Now the obvious first guess at the problem was that we weren’t closing our connections and the connection pool was running out of them or perhaps we had hanging transactions that were causing problems, or something along those lines. We code reviewed the MyGenerations code up and down, left and right to no avail. Then we started reviewing tons of our code, again, no luck. However, one thing we did learn was that simply doing nothing other than compiling the solution in debug mode made the problem go away!

We finally opened a ticket with Microsoft. After a couple weeks of working with them and one of our guys stumbling upon this post, we finally came to the source of the problem – a bug in .NET 2.0′s ADO.NET. Before I show you the fix, read this snippet from an email from Microsoft after we fixed it that explains the problem at a high level:

Based on your information, I did locate a bug on this. The development team does not have any plans right now for a hot fix, but they are looking at fixing this in the future as the forum post indicates. The issue only occurs when you use the transaction as the sole (or last) reference to the connection. Then there is a brief window when the transaction only has a weak reference to the connection and if a Garbage Collection occurs before it is converted to a strong reference, then it will collect the connection object. The reason it doesn’t show the problem in the debug build is that variables are not freed as early as they are when an application is compiled for Release mode, and so we delay enough the window is a non issue. The workaround is fairly simple once you understand the nature of the problem and that is to keep an external reference to the connection that is outside the transaction object.

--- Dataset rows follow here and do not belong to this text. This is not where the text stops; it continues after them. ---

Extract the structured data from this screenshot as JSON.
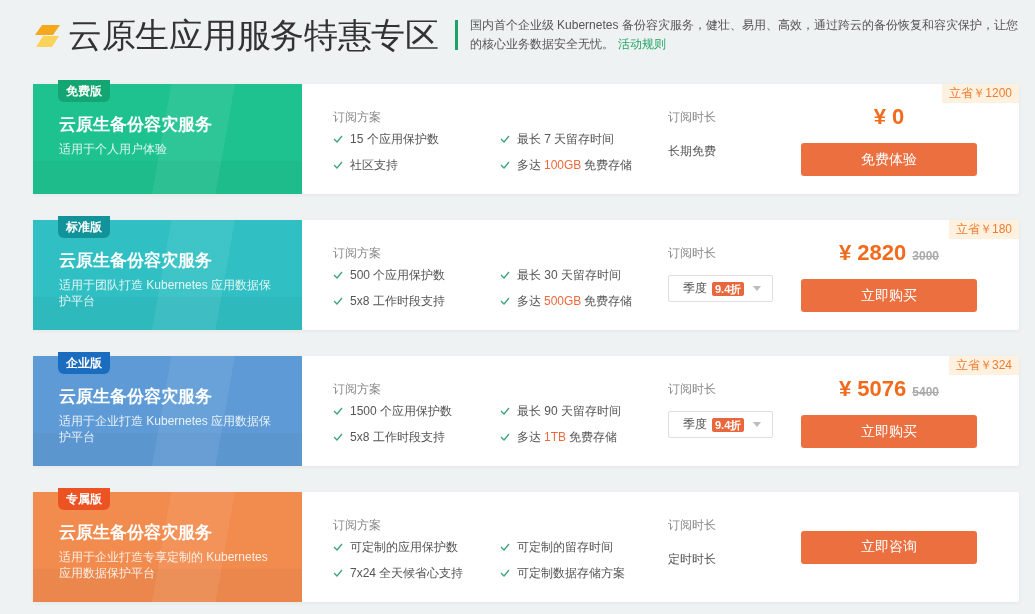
{
  "header": {
    "title": "云原生应用服务特惠专区",
    "description": "国内首个企业级 Kubernetes 备份容灾服务，健壮、易用、高效，通过跨云的备份恢复和容灾保护，让您的核心业务数据安全无忧。",
    "link": "活动规则"
  },
  "plans": [
    {
      "badge": {
        "text": "免费版",
        "color": "#13a572"
      },
      "color": "#1ec28e",
      "title": "云原生备份容灾服务",
      "subtitle": "适用于个人用户体验",
      "plan_label": "订阅方案",
      "features": [
        {
          "text": "15 个应用保护数"
        },
        {
          "text": "最长 7 天留存时间"
        },
        {
          "text": "社区支持"
        },
        {
          "text": "多达",
          "highlight": "100GB",
          "after": "免费存储"
        }
      ],
      "duration_label": "订阅时长",
      "duration": {
        "kind": "text",
        "text": "长期免费"
      },
      "price": "¥ 0",
      "button": "免费体验",
      "savings": "立省￥1200"
    },
    {
      "badge": {
        "text": "标准版",
        "color": "#12939a"
      },
      "color": "#30bfc3",
      "title": "云原生备份容灾服务",
      "subtitle": "适用于团队打造 Kubernetes 应用数据保护平台",
      "plan_label": "订阅方案",
      "features": [
        {
          "text": "500 个应用保护数"
        },
        {
          "text": "最长 30 天留存时间"
        },
        {
          "text": "5x8 工作时段支持"
        },
        {
          "text": "多达",
          "highlight": "500GB",
          "after": "免费存储"
        }
      ],
      "duration_label": "订阅时长",
      "duration": {
        "kind": "select",
        "value": "季度",
        "discount": "9.4折"
      },
      "price": "¥ 2820",
      "original_price": "3000",
      "button": "立即购买",
      "savings": "立省￥180"
    },
    {
      "badge": {
        "text": "企业版",
        "color": "#1a6cbf"
      },
      "color": "#5e9bd6",
      "title": "云原生备份容灾服务",
      "subtitle": "适用于企业打造 Kubernetes 应用数据保护平台",
      "plan_label": "订阅方案",
      "features": [
        {
          "text": "1500 个应用保护数"
        },
        {
          "text": "最长 90 天留存时间"
        },
        {
          "text": "5x8 工作时段支持"
        },
        {
          "text": "多达",
          "highlight": "1TB",
          "after": "免费存储"
        }
      ],
      "duration_label": "订阅时长",
      "duration": {
        "kind": "select",
        "value": "季度",
        "discount": "9.4折"
      },
      "price": "¥ 5076",
      "original_price": "5400",
      "button": "立即购买",
      "savings": "立省￥324"
    },
    {
      "badge": {
        "text": "专属版",
        "color": "#ec5322"
      },
      "color": "#f28b4e",
      "title": "云原生备份容灾服务",
      "subtitle": "适用于企业打造专享定制的 Kubernetes 应用数据保护平台",
      "plan_label": "订阅方案",
      "features": [
        {
          "text": "可定制的应用保护数"
        },
        {
          "text": "可定制的留存时间"
        },
        {
          "text": "7x24 全天候省心支持"
        },
        {
          "text": "可定制数据存储方案"
        }
      ],
      "duration_label": "订阅时长",
      "duration": {
        "kind": "text",
        "text": "定时时长"
      },
      "button": "立即咨询"
    }
  ]
}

So the fix was just as he said it was, keep an external reference to the connection that is outside the transaction object. So in our case, with the help of the MyGenerations developers, we modified the MyGenerations code to do this and our problem is gone, at last! So expect an update to their software very soon to work around this .NET bug. And if you hit this problem with your own code, now you know how to fix it. :)

-Jax

2 Comments

  1. Comment by Brian on December 12, 2007 12:30 am

    Would you mind posting the code changes that fixed this problem? Thanks for your help.

  2. Comment by Shane on December 12, 2007 12:49 am

    I don’t have the code handy but let’s see if I can help ya’.

    I THINK we might have done something like creating a singleton List(of SqlClient.SqlConnection) object that we just added our connection object to as soon as we possibly could, and then removed them after we were finished with the transaction. But that was many months ago, a couple projects ago, so I could be wrong. But I think that would circumvent the bug – simply having some object of your own somewhere that references the connection object and that doesn’t get garbage-collected while the connection is open. So going with that, something like the following would work:

    Bad code (well, good code but may potentially trigger the bug)
    | Dim t as SqlClient.SqlTransaction
    | … do stuff to t …
    | t.Connection = New SqlConnection(…) // Note that NOTHING else has a reference to the connection

    Good code:
    | Dim t as SqlClient.SqlTransaction
    | … do stuff to t …
    |
    | // Instantiate your connection with c as a temp variable (this isn’t good enough to fix the bug)
    | Dim c as New SqlClient.SqlConnection(…)
    |
    | // Add a reference to your connection to a “permanent” (until you clear it) datastructure so you
    | // have a “hard reference” to the connection so it doesn’t get garbage-collected.
    | MySingletonClass.ListSingletonReference.Add(c)
    |
    | // Set the connection to your Transaction now.
    | t.Connection = c

    Note that while your c variable (read pointer to the connection) may be garbage-collected, the actual connection cannot be garbage-collected because your singleton is still pointing to it with a “hard reference” to it.

    I do recall that at some poing within the transaction, the buggy “soft reference” became a “hard reference” so we deemed it sufficient (and verified with ample traffic/testing) to drop our own reference to the connection upon committing/rolling back the transaction.

    Hope this helps! Let me know if it doesn’t and I’ll dig up that other code.